Architecture Decision Records (ADRs)
Documentation of significant architectural decisions made during the development of the NorthBuilt RAG System.
ADR Format
Each ADR follows this structure:
-
Status: Accepted Superseded Deprecated - Date: Decision date
- Context: Problem and constraints
- Decision: What was decided
- Consequences: Impact of the decision
- Alternatives Considered: Other options evaluated
ADR-001: Serverless Architecture on AWS Lambda
Status: Accepted Date: 2025-10-01
Context
Need to build a RAG system with:
- Variable workload (unpredictable query patterns)
- Minimal operational overhead
- Cost-effective at low scale
- Fast time to market
Constraints:
- Small team (no dedicated DevOps)
- Budget-conscious
- Need production-ready quickly
Decision
Use 100% serverless architecture on AWS:
- Lambda for compute
- API Gateway for HTTP endpoints
- S3 for storage
- DynamoDB for data
- Managed AI services (Bedrock)
Consequences
Positive:
- No server management or patching
- Auto-scaling built-in
- Pay only for usage
- High availability by default
- Fast deployment cycle
Negative:
- Cold start latency (~1s)
- Lambda timeout limits (15 min max)
- Vendor lock-in to AWS
- Debugging more complex than traditional servers
Cost Impact: ~$140/month at 1K queries/month
Alternatives Considered
- Container-based (ECS/EKS)
- Pros: More control, no cold starts, can run any code
- Cons: Higher baseline cost ($50/month min), requires container expertise, more operational overhead
- Rejected: Overkill for current scale
- EC2 Instances
- Pros: Full control, no timeouts, familiar
- Cons: Fixed cost ($30-100/month), manual scaling, patching required
- Rejected: Too much operational burden
- Managed Platform (Heroku, Render)
- Pros: Simple deployment, less AWS-specific
- Cons: Higher cost ($25-50/month), less control, still need to manage containers
- Rejected: More expensive, less flexibility
ADR-002: Pinecone for Vector Storage
Status: Superseded by ADR-010 Date: 2025-11-01
Context
Initial implementation used OpenSearch Serverless for vector storage, but:
- High cost: ~$700/month minimum
- Slower queries: 200ms+ latency
- Complex networking (VPC, security groups)
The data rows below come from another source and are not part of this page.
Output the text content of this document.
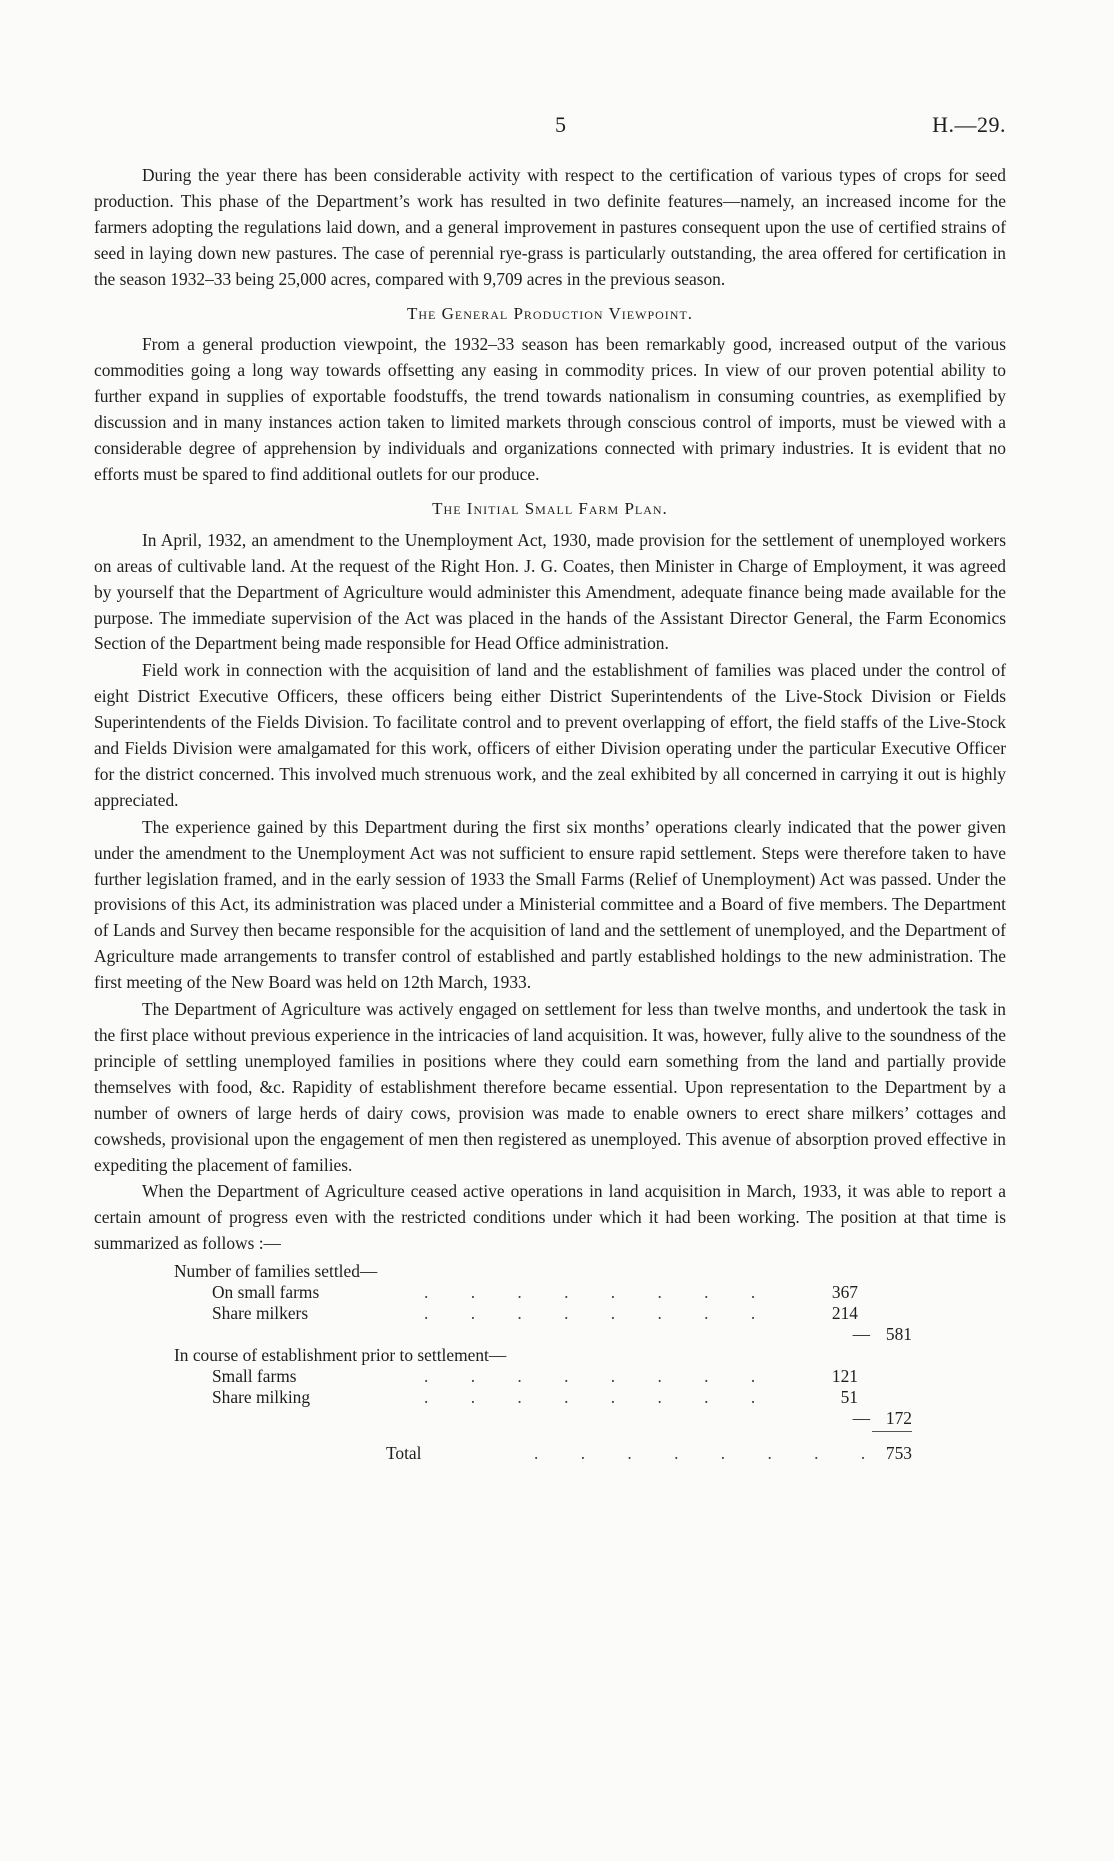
5	H.—29.

During the year there has been considerable activity with respect to the certification of various types of crops for seed production. This phase of the Department’s work has resulted in two definite features—namely, an increased income for the farmers adopting the regulations laid down, and a general improvement in pastures consequent upon the use of certified strains of seed in laying down new pastures. The case of perennial rye-grass is particularly outstanding, the area offered for certification in the season 1932–33 being 25,000 acres, compared with 9,709 acres in the previous season.

The General Production Viewpoint.

From a general production viewpoint, the 1932–33 season has been remarkably good, increased output of the various commodities going a long way towards offsetting any easing in commodity prices. In view of our proven potential ability to further expand in supplies of exportable foodstuffs, the trend towards nationalism in consuming countries, as exemplified by discussion and in many instances action taken to limited markets through conscious control of imports, must be viewed with a considerable degree of apprehension by individuals and organizations connected with primary industries. It is evident that no efforts must be spared to find additional outlets for our produce.

The Initial Small Farm Plan.

In April, 1932, an amendment to the Unemployment Act, 1930, made provision for the settlement of unemployed workers on areas of cultivable land. At the request of the Right Hon. J. G. Coates, then Minister in Charge of Employment, it was agreed by yourself that the Department of Agriculture would administer this Amendment, adequate finance being made available for the purpose. The immediate supervision of the Act was placed in the hands of the Assistant Director General, the Farm Economics Section of the Department being made responsible for Head Office administration.

Field work in connection with the acquisition of land and the establishment of families was placed under the control of eight District Executive Officers, these officers being either District Superintendents of the Live-Stock Division or Fields Superintendents of the Fields Division. To facilitate control and to prevent overlapping of effort, the field staffs of the Live-Stock and Fields Division were amalgamated for this work, officers of either Division operating under the particular Executive Officer for the district concerned. This involved much strenuous work, and the zeal exhibited by all concerned in carrying it out is highly appreciated.

The experience gained by this Department during the first six months’ operations clearly indicated that the power given under the amendment to the Unemployment Act was not sufficient to ensure rapid settlement. Steps were therefore taken to have further legislation framed, and in the early session of 1933 the Small Farms (Relief of Unemployment) Act was passed. Under the provisions of this Act, its administration was placed under a Ministerial committee and a Board of five members. The Department of Lands and Survey then became responsible for the acquisition of land and the settlement of unemployed, and the Department of Agriculture made arrangements to transfer control of established and partly established holdings to the new administration. The first meeting of the New Board was held on 12th March, 1933.

The Department of Agriculture was actively engaged on settlement for less than twelve months, and undertook the task in the first place without previous experience in the intricacies of land acquisition. It was, however, fully alive to the soundness of the principle of settling unemployed families in positions where they could earn something from the land and partially provide themselves with food, &c. Rapidity of establishment therefore became essential. Upon representation to the Department by a number of owners of large herds of dairy cows, provision was made to enable owners to erect share milkers’ cottages and cowsheds, provisional upon the engagement of men then registered as unemployed. This avenue of absorption proved effective in expediting the placement of families.

When the Department of Agriculture ceased active operations in land acquisition in March, 1933, it was able to report a certain amount of progress even with the restricted conditions under which it had been working. The position at that time is summarized as follows :—

Number of families settled—
On small farms	. . . . . . . .	367
Share milkers	. . . . . . . .	214
— 581
In course of establishment prior to settlement—
Small farms	. . . . . . . .	121
Share milking	. . . . . . . .	51
— 172
Total	. . . . . . . . 753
- Frequent Terraform drift issues
Need vector database that is:
- Cost-effective at small scale
- Fast (<50ms query latency)
- Simple to operate
- Reliable
Decision
Migrate to Pinecone managed vector database.
Consequences
Positive:
- Cost: $70/month (90% savings vs OpenSearch)
- Performance: <25ms query latency (8× faster)
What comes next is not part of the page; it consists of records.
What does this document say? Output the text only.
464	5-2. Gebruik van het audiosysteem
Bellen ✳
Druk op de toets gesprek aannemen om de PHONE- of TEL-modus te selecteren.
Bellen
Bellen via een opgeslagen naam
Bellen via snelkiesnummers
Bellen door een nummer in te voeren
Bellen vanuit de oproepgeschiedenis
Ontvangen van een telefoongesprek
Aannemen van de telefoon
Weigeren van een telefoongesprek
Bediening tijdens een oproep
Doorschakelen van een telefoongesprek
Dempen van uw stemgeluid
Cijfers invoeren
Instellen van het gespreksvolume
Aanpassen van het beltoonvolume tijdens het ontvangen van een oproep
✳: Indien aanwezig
- Simplicity: No VPC networking, no drift
- Reliability: 99.9% SLA, managed service
Negative:
- External dependency (not AWS)
- Additional API key to manage
- Data egress from AWS (minimal cost)
- Migration effort required
Cost Impact: $70/month (fixed) + $0 per query
Alternatives Considered
- OpenSearch Serverless (original)
- Pros: Fully AWS-native, powerful query language
- Cons: $700/month minimum, slow, complex
- Rejected: Too expensive
- Self-hosted Qdrant/Weaviate on EC2
- Pros: Full control, cheaper than OpenSearch (~$40/month)
- Cons: Operational burden, manual scaling, backups, patching
- Rejected: Too much maintenance
- DynamoDB + FAISS
- Pros: Fully AWS-native, very cheap
- Cons: Complex to implement, slower than specialized vector DB
- Rejected: Development time not worth savings
- Elasticsearch (self-managed)
- Pros: Mature, powerful, familiar
- Cons: Expensive to run (need 3 nodes), complex operations
- Rejected: Operational overhead
ADR-003: Claude Sonnet 4.5 for Response Generation
Status: Accepted Date: 2025-10-15
Context
Need LLM for generating responses from retrieved context. Requirements:
- High quality responses
- Fast inference (<3s)
- Accurate citation handling
- Cost-effective
Decision
Use Claude Sonnet 4.5 via AWS Bedrock.
Pricing: $3/M input tokens, $15/M output tokens
Consequences
Positive:
- Excellent response quality
- Strong instruction following (citations, formatting)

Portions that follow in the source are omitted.